Courtesy of The Guardian

George Floyd’s death in May sparked worldwide Black Lives Matter protests.

On May 25, 2020, the death of George Floyd, a 46-year old Black man, in Minneapolis, Minn. sparked protests across the globe. Students at Central are combating the same police brutality and racism that took Floyd’s life.

Hinsdale alumni, such as a 2014 Central graduate and BLM organizer Isaiah Robinson, led rallies in June following Floyd’s death and encouraged current students at Central to get involved and protest against injustice through their own means.

“Social media is an outlet that connects our whole generation, and it’s so important—now more than ever—to have your voice heard,” said Chigo Ojiako, senior and contributor to BLM through two main ways: advocating through social media and supporting black businesses. 

Central students said they are making an initiative to become better allies of Black people, to actively support, and to amplify the voices of the Black community in whatever ways they can.

Black Lives Matter protestors march to bring awareness to racism and police brutality against blacks. (Courtesy of @ty.optix on Instagram)

Maryam Naveed, junior, said that unlearning and educating isn’t enough to contribute. Students should try attending protests, donating, and following organizations that fight for racial equity and justice such as the NAACP, Let Us Breathe Fund, and Equal Justice Initiative. Naveed said they should also spark dialogue with friends and family members about BLM and why it’s important.

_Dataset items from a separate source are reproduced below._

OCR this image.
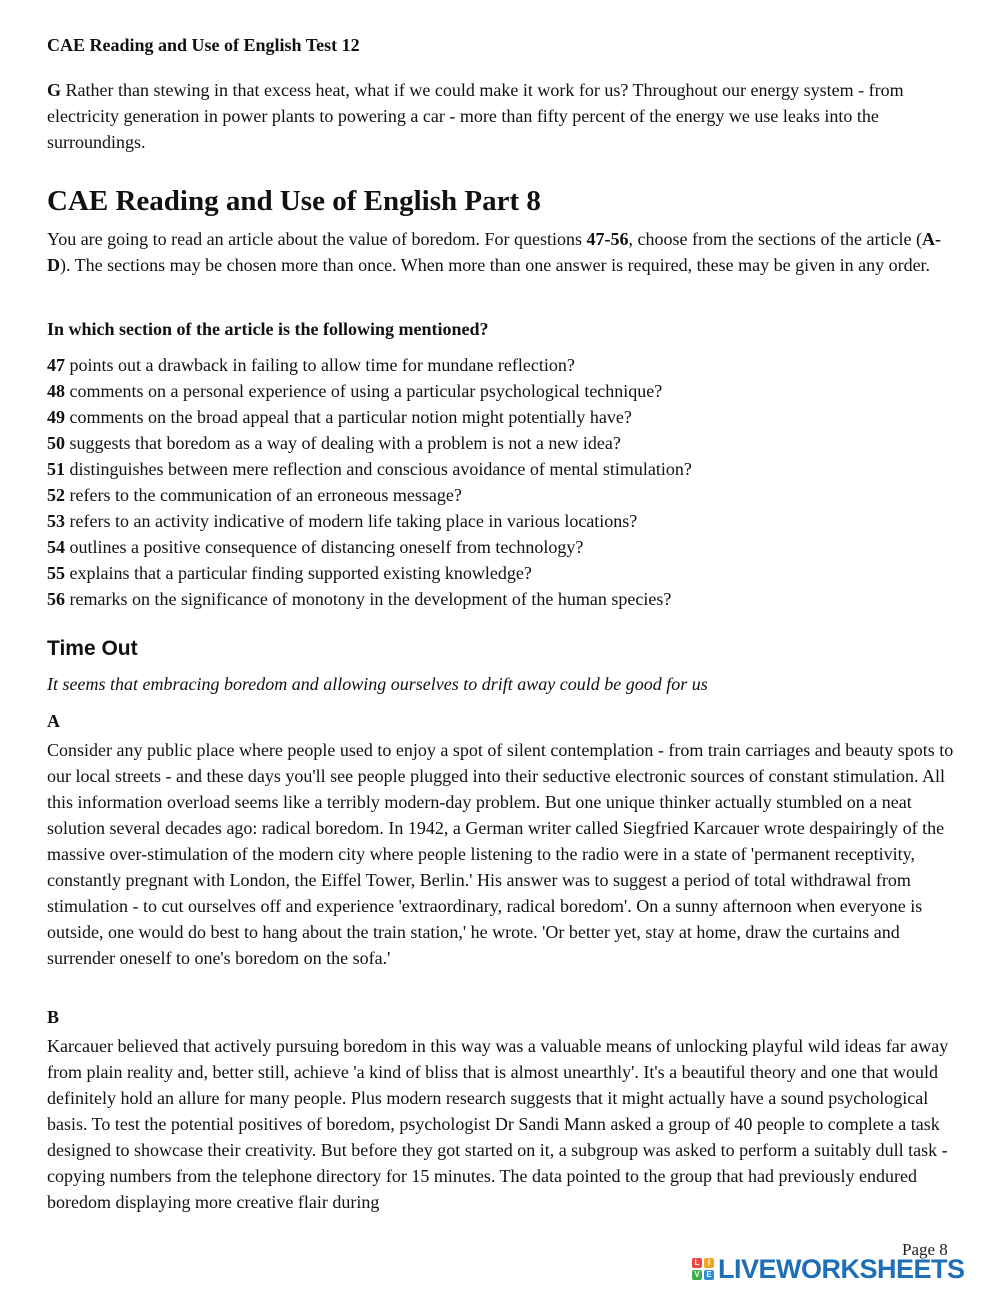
CAE Reading and Use of English Test 12
G Rather than stewing in that excess heat, what if we could make it work for us? Throughout our energy system - from electricity generation in power plants to powering a car - more than fifty percent of the energy we use leaks into the surroundings.
CAE Reading and Use of English Part 8
You are going to read an article about the value of boredom. For questions 47-56, choose from the sections of the article (A-D). The sections may be chosen more than once. When more than one answer is required, these may be given in any order.
In which section of the article is the following mentioned?
47 points out a drawback in failing to allow time for mundane reflection?
48 comments on a personal experience of using a particular psychological technique?
49 comments on the broad appeal that a particular notion might potentially have?
50 suggests that boredom as a way of dealing with a problem is not a new idea?
51 distinguishes between mere reflection and conscious avoidance of mental stimulation?
52 refers to the communication of an erroneous message?
53 refers to an activity indicative of modern life taking place in various locations?
54 outlines a positive consequence of distancing oneself from technology?
55 explains that a particular finding supported existing knowledge?
56 remarks on the significance of monotony in the development of the human species?
Time Out
It seems that embracing boredom and allowing ourselves to drift away could be good for us
A
Consider any public place where people used to enjoy a spot of silent contemplation - from train carriages and beauty spots to our local streets - and these days you'll see people plugged into their seductive electronic sources of constant stimulation. All this information overload seems like a terribly modern-day problem. But one unique thinker actually stumbled on a neat solution several decades ago: radical boredom. In 1942, a German writer called Siegfried Karcauer wrote despairingly of the massive over-stimulation of the modern city where people listening to the radio were in a state of 'permanent receptivity, constantly pregnant with London, the Eiffel Tower, Berlin.' His answer was to suggest a period of total withdrawal from stimulation - to cut ourselves off and experience 'extraordinary, radical boredom'. On a sunny afternoon when everyone is outside, one would do best to hang about the train station,' he wrote. 'Or better yet, stay at home, draw the curtains and surrender oneself to one's boredom on the sofa.'
B
Karcauer believed that actively pursuing boredom in this way was a valuable means of unlocking playful wild ideas far away from plain reality and, better still, achieve 'a kind of bliss that is almost unearthly'. It's a beautiful theory and one that would definitely hold an allure for many people. Plus modern research suggests that it might actually have a sound psychological basis. To test the potential positives of boredom, psychologist Dr Sandi Mann asked a group of 40 people to complete a task designed to showcase their creativity. But before they got started on it, a subgroup was asked to perform a suitably dull task - copying numbers from the telephone directory for 15 minutes. The data pointed to the group that had previously endured boredom displaying more creative flair during
Page 8
L	I
V E LIVEWORKSHEETS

“I think the role of an ally is to daily practice and make it a habit to support, uplift, and protect black lives through activism, action, and their attitude,” Naveed said. “Show up to the fight and most importantly be actively anti-racist.”

Many who want to protest in the area are concerned about their health and social distancing. But some have found other means to educate and empower.

“I was an online-small group facilitator for a predominantly white church group who was reading the book ‘White Fragility’ with the goal to learn more about black people’s lives and make changes for the better,” said Ms. Cassandra Richardson, paraprofessional in the Special Education Department. 

Students and teachers are working together to ensure Central provides a secure and inclusive environment for all students. 

During Black History Month, Hinsdale Central hosts an annual town hall to discuss diversity, race, and identity and grant a platform for students to discuss their experiences in a safe environment. It has recently launched a club called Students Organized for Anti-Racism, a multicultural organization dedicated to “honoring everyone’s individuality and humanity”.

“Hinsdale Central has gotten much better over the years in terms of making clubs that are safe spaces for minorities and being more inclusive with town hall discussions on race, but we still have a long way to go,” Ojiako said.